Frey Kwa Hawking: A friend of mine held a gender reveal party for herself (having been diagnosed with gender dysphoria by an NHS specialist, finally, and thus okayed for hormones), and surprised everyone attending with a performance piece. Costume change and all. She’d recorded the psychiatrist asking her in an insistent Aussie accent how she felt, “gender-wise”, and her own smoothly disingenuous answers. These samples had been mixed into a song, and as it played she mixed a blue cocktail in a giant jar, grimacing and smiling at us, shining an accompanying video with symbols on a projector through the jar, onto the wall, the ceiling. At the climax, she poured a final ingredient in and the cocktail turned pink. We lost our shit. It was pretty strong, it turned out. Worth all the smokers being shepherded in from the back garden. Good to be reminded of how organic performance can be, how much sense it can make and the functions it can fulfil, even amongst your less theatre, very unionist mates. A welcome ambush. I wish I’d had a notebook on me at the time.

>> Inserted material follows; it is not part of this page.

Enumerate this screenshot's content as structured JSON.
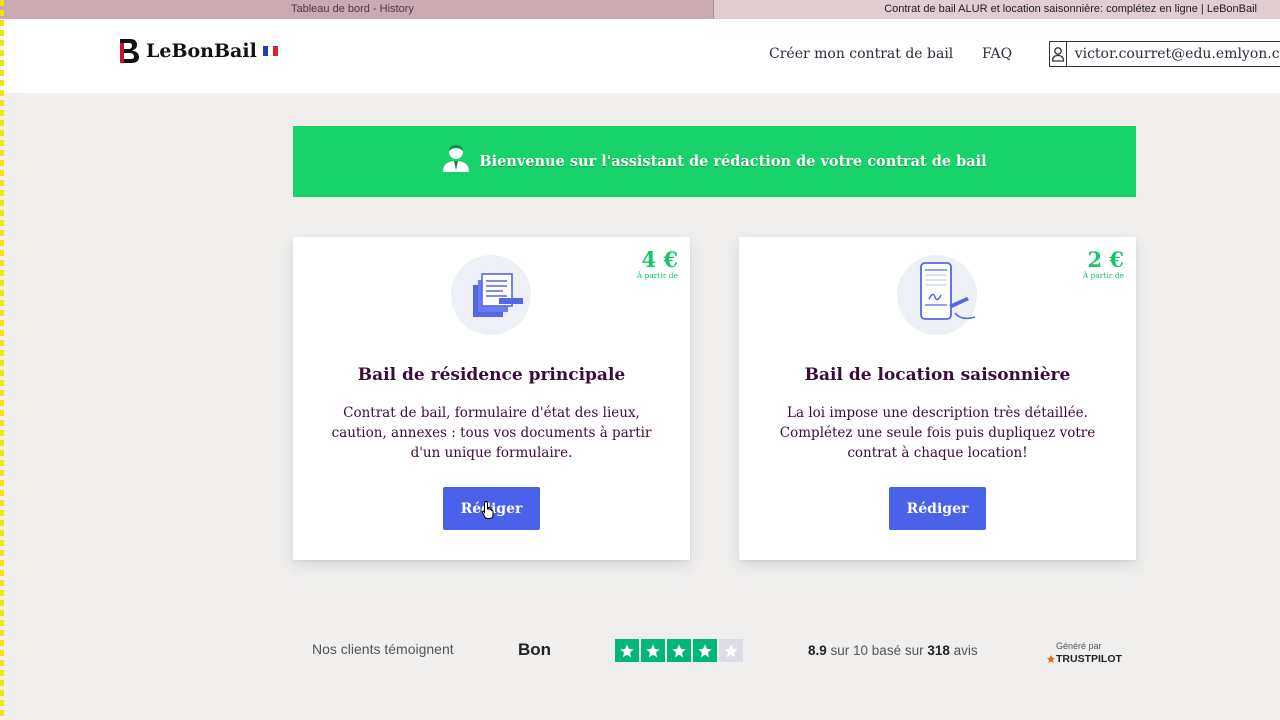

Hannah Greenstreet: Real life babies. That’s one of the things criticised in the first scene of Ella Hickson’s The Writer as a tired theatrical trope. Yet there was something captivating about watching four-month-old Adiya Ijaha as baby Lyra in The Book of Dust at the Bridge Theatre, cooing her way through theatrical peril. Add to that beautifully lifelike daemon puppets, a tiny boat and a very good story, and The Book of Dust has all the elements of a magical Christmas show – a theatrical palate cleanser I didn’t know I needed. In the applause at the end of the show, I felt a knot gather in my chest. I realised I have missed maximalism: large casts, backed by a large design budget, the production doing all it can to bring a slightly too complicated story to life on stage. In contrast, Mike Bartlett’s new monologue, Mrs Delgado, strips the theatrical experience back to basics: one actor – the enthralling Ellen Robertson – telling us a story about two neighbours’ responses to lockdown. Bartlett’s rich descriptions brought pictures to my mind, helping me imagine myself into the characters’ street and lives. Theatre as escapism. I’m here for it.